The huge influx of Asians, Indians, Middle Easterners, and Latin Americans in the last 40 years has brought to our kitchens new, fresh, and spicy flavors. At the same time, health and environmental concerns have dramatically affected how and what we eat. As a result, American cooking has never been as varied and as exciting as it is today--and Joan Nathan proves it on every page.

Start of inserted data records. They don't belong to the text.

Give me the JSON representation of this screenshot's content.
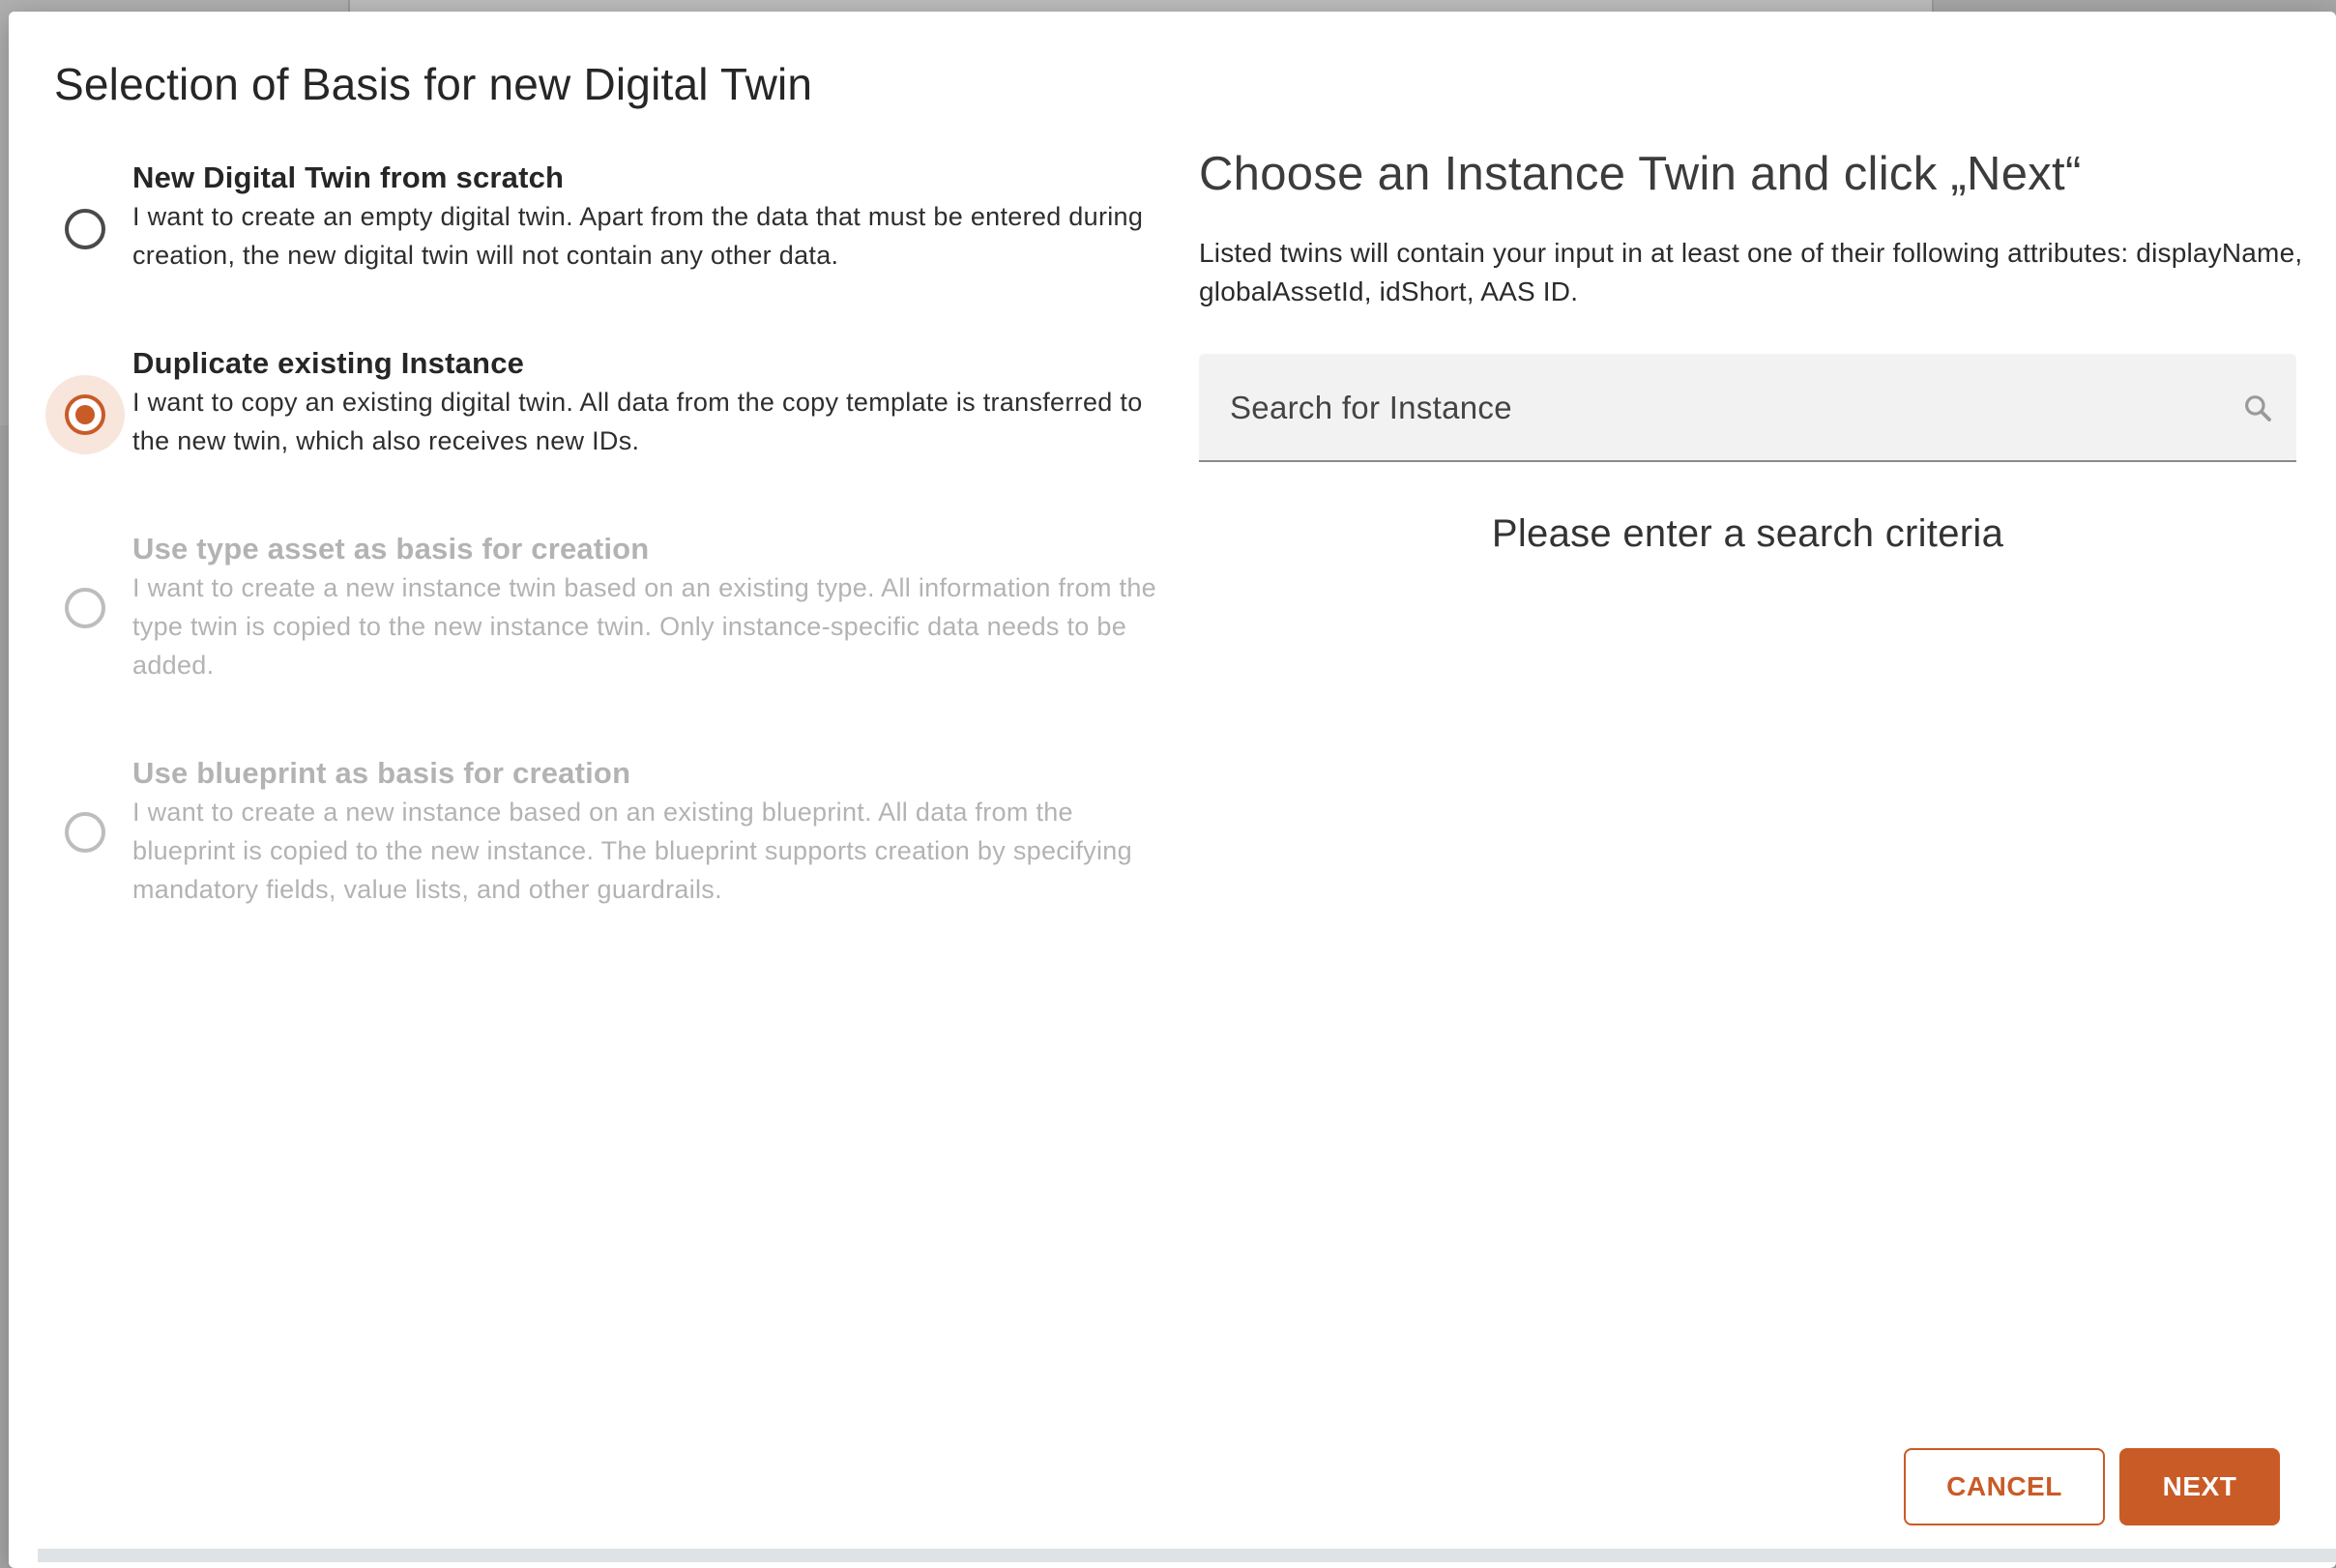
{
  "dialog": {
    "title": "Selection of Basis for new Digital Twin"
  },
  "options": [
    {
      "title": "New Digital Twin from scratch",
      "description": "I want to create an empty digital twin. Apart from the data that must be entered during creation, the new digital twin will not contain any other data.",
      "selected": false,
      "disabled": false
    },
    {
      "title": "Duplicate existing Instance",
      "description": "I want to copy an existing digital twin. All data from the copy template is transferred to the new twin, which also receives new IDs.",
      "selected": true,
      "disabled": false
    },
    {
      "title": "Use type asset as basis for creation",
      "description": "I want to create a new instance twin based on an existing type. All information from the type twin is copied to the new instance twin. Only instance-specific data needs to be added.",
      "selected": false,
      "disabled": true
    },
    {
      "title": "Use blueprint as basis for creation",
      "description": "I want to create a new instance based on an existing blueprint. All data from the blueprint is copied to the new instance. The blueprint supports creation by specifying mandatory fields, value lists, and other guardrails.",
      "selected": false,
      "disabled": true
    }
  ],
  "right_panel": {
    "heading": "Choose an Instance Twin and click „Next“",
    "description": "Listed twins will contain your input in at least one of their following attributes: displayName, globalAssetId, idShort, AAS ID.",
    "search": {
      "placeholder": "Search for Instance",
      "value": "",
      "icon": "search-icon"
    },
    "empty_message": "Please enter a search criteria"
  },
  "actions": {
    "cancel_label": "CANCEL",
    "next_label": "NEXT"
  },
  "colors": {
    "accent": "#c95b27",
    "accent_light": "#f8e6dc",
    "disabled_text": "#b3b3b3"
  }
}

Criscrossing the country, she talks to organic farmers, artisanal bread bakers and cheese makers, a Hmong farmer in Minnesota, a mango grower in Florida, an entrepreneur of Indian frozen foods in New Jersey, home cooks, and innovative young chefs. Among the enticing dishes she discovers are a breakfast huevos rancheros casserole; starters such as Cambodian shrimp, Szechuan dumplings, Malaysian swordfish satays; pea soup with kaffir leaves; gazpacho with sashimi; pasta dressed with pistachio pesto; Iraqi rice-stuffed Vidalia onions; main courses of Ecuadorean casuela, Tunisian fish couscous, brisket, and rum ribs; and desserts for every taste. Each recipe has a story behind it, and through these stories, Nathan gives us a portrait of our current wildly diverse national culinary character.



The New American Cooking is a pleassure to read and to cook from -- a must for every American kitchen.